Despite being jokingly referred to as the slowest combat aircraft of the war, the Catalina achieved an amazing amount in US Navy service. As well as being the foremost Allied air-sea rescue aircraft of the conflict (in which role it was invariably referred to as ‘Dumbo’). It was second only to the Liberator (coincidentally designed by the same man: Isaac M Laddon), and tied with the Avenger, as a submarine-destroying aircraft and thus demonstrably helped keep the critical merchant convoys sailing to the UK. Its exceptional endurance made it an outstanding maritime patrol platform, convoy escort and long-range reconnaissance asset. It performed spectacular and highly effective low-level nocturnal interdiction, resulting in the sinking of thousands of tons of Japanese shipping. Yet the PBY could also be utilised as a straightforward cargo transport.

Still in its pre-war markings, a PBY-5 makes its lonely way across the ocean (apart from the aircraft from which the photo was taken I guess). Note the antennae for the early ASV radar poking out from the hull.

The ‘Cat’ also made history by (surprisingly) being the first USN aircraft to score a confirmed air to air victory in World War Two. On 10 December 1941, a PBY flying off the Philippines was intercepted by three A6M2 Zeroes and the bow gunner succeeded in shooting down one of the attacking fighters. Later a Catalina crew famously spotted the Japanese task force on its way to Midway Island, thus beginning the decisive Battle of Midway which represented the turning point of the Pacific war. It was the first operational USN aircraft to carry radar and the first to utilise MAD gear in combat.

When is a Catalina not a Catalina? When it’s a Nomad! The PBN-1 Nomad was a longer range variant with an improved hull (note the pointed bow in the image above) built by the Naval Aircraft Factory in Philadelphia. Most were supplied to the Soviet Union.

One of the most important aircraft of the war, the Catalina was built in greater numbers than any other flying boat in history and served with the armed forces of an astounding 31(!) nations, the last being retired in 1982 by Brazil. The earliest surviving airworthy Catalina, of around 20 currently flying worldwide, is a 1941-built PBY-5A now operated by the American Heritage Museum. This aircraft is significant as it is the single most successful anti-submarine airframe in history, having accounted for 3.5 U-boats during the Battle of the Atlantic. 

1. Douglas SBD Dauntless

SBDs were worked hard, note the sun-bleached paint and dents in the cowling of the closest aircraft. Cruising over the pristine waters of the South Pacific, these Dauntlesses were operating with shore-based Marines Corps unit VMSB-241 on Midway and photographed for LIFE magazine in the summer of 1942.

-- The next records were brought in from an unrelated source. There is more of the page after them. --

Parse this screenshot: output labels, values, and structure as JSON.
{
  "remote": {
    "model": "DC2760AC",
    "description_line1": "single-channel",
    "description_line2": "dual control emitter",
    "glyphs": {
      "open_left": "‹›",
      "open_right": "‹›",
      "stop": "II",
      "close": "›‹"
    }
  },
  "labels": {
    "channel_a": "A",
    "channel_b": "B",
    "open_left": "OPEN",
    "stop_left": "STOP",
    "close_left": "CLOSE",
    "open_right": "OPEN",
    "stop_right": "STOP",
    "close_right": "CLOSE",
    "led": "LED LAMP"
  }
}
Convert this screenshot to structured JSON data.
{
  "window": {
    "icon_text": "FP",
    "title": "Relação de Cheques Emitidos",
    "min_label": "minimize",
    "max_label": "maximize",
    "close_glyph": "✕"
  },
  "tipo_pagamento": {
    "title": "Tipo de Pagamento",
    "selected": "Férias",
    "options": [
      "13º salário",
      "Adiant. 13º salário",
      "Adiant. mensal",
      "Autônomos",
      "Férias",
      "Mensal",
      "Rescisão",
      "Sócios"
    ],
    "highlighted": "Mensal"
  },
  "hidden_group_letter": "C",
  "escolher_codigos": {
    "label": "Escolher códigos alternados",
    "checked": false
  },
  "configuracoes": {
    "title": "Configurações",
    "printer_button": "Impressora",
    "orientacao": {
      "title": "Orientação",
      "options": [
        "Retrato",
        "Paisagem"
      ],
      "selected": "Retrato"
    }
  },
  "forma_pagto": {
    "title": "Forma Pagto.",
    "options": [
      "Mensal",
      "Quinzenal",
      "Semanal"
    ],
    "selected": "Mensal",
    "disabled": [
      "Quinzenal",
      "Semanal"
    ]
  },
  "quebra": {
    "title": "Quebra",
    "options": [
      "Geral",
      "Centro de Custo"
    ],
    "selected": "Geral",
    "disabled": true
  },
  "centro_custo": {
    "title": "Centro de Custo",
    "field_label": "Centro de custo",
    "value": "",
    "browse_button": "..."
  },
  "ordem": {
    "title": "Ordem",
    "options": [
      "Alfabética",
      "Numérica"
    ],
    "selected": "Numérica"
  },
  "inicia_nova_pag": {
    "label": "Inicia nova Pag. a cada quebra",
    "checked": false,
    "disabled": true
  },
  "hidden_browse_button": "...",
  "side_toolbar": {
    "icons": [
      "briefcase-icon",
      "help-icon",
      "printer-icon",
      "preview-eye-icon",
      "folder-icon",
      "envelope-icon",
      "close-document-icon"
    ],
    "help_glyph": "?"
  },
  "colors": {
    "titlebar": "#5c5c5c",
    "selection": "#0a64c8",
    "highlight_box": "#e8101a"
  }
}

A good contender for the single most genuinely decisive combat aircraft in history, the Dauntless delivered the killer blow at the Battle of Midway, a blow from which the Imperial Japanese Navy never recovered and which marked the turning point of the Pacific War. Noted aviation author Bill Gunston wrote “It is remarkable that the SBD, so similar to Britain’s disastrous Battle, should have turned the whole tide of war in the Pacific” which is kind of true in that their performance and offensive armament were eerily similar but of course the SBD was a dive bomber and as such an order of magnitude more accurate than the Battle could ever be.

Down we pop: unarmed SBD makes a practice dive attack for the benefit of the camera.

Designed by the brilliant Ed Heinemann, the SBD was originally a Northrop aircraft, being an improved version of Northrop’s BT-1, by the time an improved version appeared Northrop had become the El-Segundo division of Douglas so the BT became the SBD, standing for Scout Bomber Douglas, though crews would joke it stood for Slow But Deadly. This nickname aptly illustrates the affection in which the Dauntless was held by its crews for as well as being a terrifically accurate dive bomber, the SBD was an easy aircraft to fly and deck land, which counts for a very great deal amongst carrier aircrews, and the SBD was always the standard by which its problematic replacement the SB2C was judged – and found wanting.

Dauntless in trouble: leaking oil has coated the entire upper fuselage and cockpit glazing of this SBD from USS Enterprise after it was hit by anti-aircraft fire on 30 March 1944. After discarding the bombload the aircraft was successfully ditched and the crew recovered. The SBD had the lowest loss rate of any US Navy combat aircraft in the Pacific.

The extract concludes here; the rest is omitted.